Almanya'nın Cumhurbaşkanı Frank Walter Steienmeier yemin töreninde, Türkiye için endişeli olduğunu söyledi. Almanya Başbakanı Merkel de endişeli, Almanya Dışişleri Bakanı ve Başbakan Yardımcısı Sigmar Gabriel de öyle.
Sadece Almanya değil Avrupa'nın neredeyse tamamında Türkiye'deki gelişmelerle ilgili bir endişe hakim.
Neden endişe duyuyorsunuz diye sorulduğunda,
AB korosundan tek yanıt geliyor, "ya işte Türkiye'de demokrasi, insan hakları vs, böyle olmamalıydı, daha şöyle olmalıydı, falan". Yani Türkiye'nin iyiliğini istiyorlar o yüzünden üzülüyorlar.
Ne diyelim, bizi düşünüyorlarmış.
Allah razı olsun mu demek lazım yoksa başka bir şey mi?
Şimdi endişelerinin kaynağını bir sorgulayalım bakalım, içinden neler çıkacak.
Mesela üçüncü havalimanı endişe kaynağı olabilir mi?
Sanki öyle duruyor?
2013'te daha temeli atılmadan, ağaç kesiliyor diye yaygara koparıp, Gezi ayağıyla darbeye kalkışılmadı mı?
Şimdi üçüncü havalimanında sona yaklaşmışken Amerika ile birlikte kabinde elektronik cihaz yasağı uygulayıp, hangi endişenizin önüne geçmeye çalıştınız acaba?
Ya da yeni ipek yolu projesinin önemli ayağı olan üçüncü köprü olmasın, sizi endişelendiren?
Veya NATO'dan ayrılırız, Şangay'a gireriz, ABD'den değil Ruslardan füze alırız, enerji hattındaki payımıza kimseyi çöktürmeyiz, bunlara endişeleniyor olmayasınız?
1995'te önümüze bir gümrük birliği anlaşması koymuştunuz, anında imzalanmıştı.
Üzerinden 20 yıl geçince, 2015'te o anlaşmayı geri postaladık size, bunu düzeltin diye.
2 yıllık takvim vermiştiniz, onun da süresi doluyor, daha hala bir cevap yok.
Vakit geçiyor, 16 Nisan geliyor.
Asıl endişe bu zaten.
Türkiye'de her önüne gelen dayatmaya eyvallah diyecek birileri artık yok.
16 Nisan'dan sonra öyle birilerinin ömrü billah önü kesilecek.
Misal bir daha teröristlerinize darbe yaptıramayacaksınız bu ülkede.
Bu endişeleriniz yüzünden mi ırkçı oldunuz?

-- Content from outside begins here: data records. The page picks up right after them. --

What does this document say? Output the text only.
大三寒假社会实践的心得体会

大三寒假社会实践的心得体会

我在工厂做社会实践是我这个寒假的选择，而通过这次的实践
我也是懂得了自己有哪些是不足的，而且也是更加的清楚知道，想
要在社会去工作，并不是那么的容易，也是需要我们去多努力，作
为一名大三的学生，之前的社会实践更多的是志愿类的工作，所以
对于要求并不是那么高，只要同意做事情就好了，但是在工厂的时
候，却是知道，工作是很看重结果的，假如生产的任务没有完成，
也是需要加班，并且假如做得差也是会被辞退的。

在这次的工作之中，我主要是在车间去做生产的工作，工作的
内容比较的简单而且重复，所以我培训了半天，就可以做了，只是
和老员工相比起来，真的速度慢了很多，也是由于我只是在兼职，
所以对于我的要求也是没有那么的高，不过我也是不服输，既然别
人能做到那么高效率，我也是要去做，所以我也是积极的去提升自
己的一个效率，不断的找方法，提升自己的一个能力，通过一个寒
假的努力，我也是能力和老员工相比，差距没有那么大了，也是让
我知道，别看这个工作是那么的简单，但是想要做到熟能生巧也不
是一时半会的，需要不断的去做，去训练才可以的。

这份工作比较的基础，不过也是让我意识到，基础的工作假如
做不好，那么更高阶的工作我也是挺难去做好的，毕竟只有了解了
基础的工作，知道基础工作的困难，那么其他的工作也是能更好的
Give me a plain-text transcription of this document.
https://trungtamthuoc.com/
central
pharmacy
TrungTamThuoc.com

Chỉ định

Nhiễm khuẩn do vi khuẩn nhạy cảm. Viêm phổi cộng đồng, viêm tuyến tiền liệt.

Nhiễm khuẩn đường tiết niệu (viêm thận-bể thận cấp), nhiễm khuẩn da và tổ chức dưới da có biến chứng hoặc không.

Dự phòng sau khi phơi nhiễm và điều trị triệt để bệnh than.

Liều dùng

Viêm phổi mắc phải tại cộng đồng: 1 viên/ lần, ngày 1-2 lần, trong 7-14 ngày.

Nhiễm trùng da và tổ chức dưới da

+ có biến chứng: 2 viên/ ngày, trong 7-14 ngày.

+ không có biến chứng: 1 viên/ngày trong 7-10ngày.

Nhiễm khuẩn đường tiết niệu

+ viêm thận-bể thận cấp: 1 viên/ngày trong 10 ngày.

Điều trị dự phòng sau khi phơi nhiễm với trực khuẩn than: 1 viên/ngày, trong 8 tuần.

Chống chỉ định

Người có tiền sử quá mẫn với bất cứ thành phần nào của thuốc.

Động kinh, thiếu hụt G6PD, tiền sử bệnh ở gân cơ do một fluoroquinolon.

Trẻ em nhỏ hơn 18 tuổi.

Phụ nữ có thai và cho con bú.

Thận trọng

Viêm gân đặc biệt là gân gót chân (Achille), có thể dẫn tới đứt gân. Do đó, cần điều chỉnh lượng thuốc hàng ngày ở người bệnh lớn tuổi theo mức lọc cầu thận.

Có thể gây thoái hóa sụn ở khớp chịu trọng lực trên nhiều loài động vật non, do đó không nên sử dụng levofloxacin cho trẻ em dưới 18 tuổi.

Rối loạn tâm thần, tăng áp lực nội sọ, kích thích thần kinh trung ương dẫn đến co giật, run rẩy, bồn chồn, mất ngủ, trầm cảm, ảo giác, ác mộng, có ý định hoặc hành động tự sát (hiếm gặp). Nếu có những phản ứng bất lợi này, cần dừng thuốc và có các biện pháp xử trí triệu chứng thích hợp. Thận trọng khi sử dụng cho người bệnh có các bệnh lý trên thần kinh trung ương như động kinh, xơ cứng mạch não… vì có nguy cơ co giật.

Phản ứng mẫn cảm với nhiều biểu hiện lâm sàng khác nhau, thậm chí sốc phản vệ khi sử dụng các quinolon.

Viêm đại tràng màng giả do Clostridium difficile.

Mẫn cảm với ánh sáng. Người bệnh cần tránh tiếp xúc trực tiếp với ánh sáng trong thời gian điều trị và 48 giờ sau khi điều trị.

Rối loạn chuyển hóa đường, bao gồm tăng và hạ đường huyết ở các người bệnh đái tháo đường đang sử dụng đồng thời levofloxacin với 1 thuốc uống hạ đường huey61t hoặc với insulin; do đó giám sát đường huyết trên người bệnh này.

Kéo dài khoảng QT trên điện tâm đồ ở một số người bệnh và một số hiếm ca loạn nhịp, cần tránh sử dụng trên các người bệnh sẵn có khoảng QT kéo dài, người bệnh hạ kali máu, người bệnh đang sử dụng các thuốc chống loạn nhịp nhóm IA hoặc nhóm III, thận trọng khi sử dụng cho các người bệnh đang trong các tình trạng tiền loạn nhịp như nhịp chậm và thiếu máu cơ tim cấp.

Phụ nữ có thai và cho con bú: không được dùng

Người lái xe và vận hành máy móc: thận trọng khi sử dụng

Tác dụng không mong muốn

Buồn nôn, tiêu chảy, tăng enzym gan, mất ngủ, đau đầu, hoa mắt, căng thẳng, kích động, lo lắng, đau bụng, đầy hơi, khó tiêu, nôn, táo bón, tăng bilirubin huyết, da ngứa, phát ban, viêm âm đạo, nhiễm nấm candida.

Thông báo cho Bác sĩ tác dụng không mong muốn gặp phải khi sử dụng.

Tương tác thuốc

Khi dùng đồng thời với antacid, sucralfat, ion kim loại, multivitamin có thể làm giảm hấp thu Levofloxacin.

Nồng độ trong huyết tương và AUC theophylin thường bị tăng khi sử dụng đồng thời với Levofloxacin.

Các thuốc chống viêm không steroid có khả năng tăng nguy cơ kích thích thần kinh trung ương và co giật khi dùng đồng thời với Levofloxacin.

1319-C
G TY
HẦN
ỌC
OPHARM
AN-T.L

Mesela Almanya ya da AB, basın özgürlüğü diye avazı çıktığı kadar bağırırken, Sabah'ın İngilizce yayın organı Daily Sabah gazetesi, Avrupa Parlamentosunda yasaklandı.
Türk Bakanlara sansür uygulandı.
Türk vatandaşları İsrail askerlerinin Filistinlilere yaptığı gibi köpek ve atların saldırılarına maruz kaldı.
Buna karşın PKK ve FETÖ'ye verilen desteğe dair her gün yeni adımlar atılır oldu.
TRT'nin yeni dizisi Payitaht Abdülhamit'i izlerken, lise yıllarında okuduğum Necip Fazıl Kısakürek'in Ulu Hakan'ını da elimden düşürmüyorum, bu aralar.
Özetle Necip Fazıl diyor ki, "36 Türk hükümdarı arasında belki en büyüğü ve tarihî hakkı muazzam bir zat mevzuunda Yahudi, dönme, mason, kozmopolit ve emperyalizme ajanlarıyla el ele, İttihat ve Terakki eşkıyasının imal ettiği ve Cumhuriyet rejimi boyunca devamına şahit olduğumuz yalancı tarihe paydos!"
120 yıl öncenin fotoğrafı ile bugünkünü yan yana koyunca, manzaranın aynı olduğunu görüyoruz.
O zaman da Batı dünyası Türkler için endişeli, Abdülhamit'i kötüleyip, "bu adamla olmaz" diyorlar. Sorsanız, "biz Türklerin iyiliğini istiyoruz" diyorlar.
Bu ülkenin başına ne zaman Abdülhamitler gelse, bu zihniyet bizim için hep endişeleniyor.
Tespitin doğrusu bu, o nedenle içimiz rahat.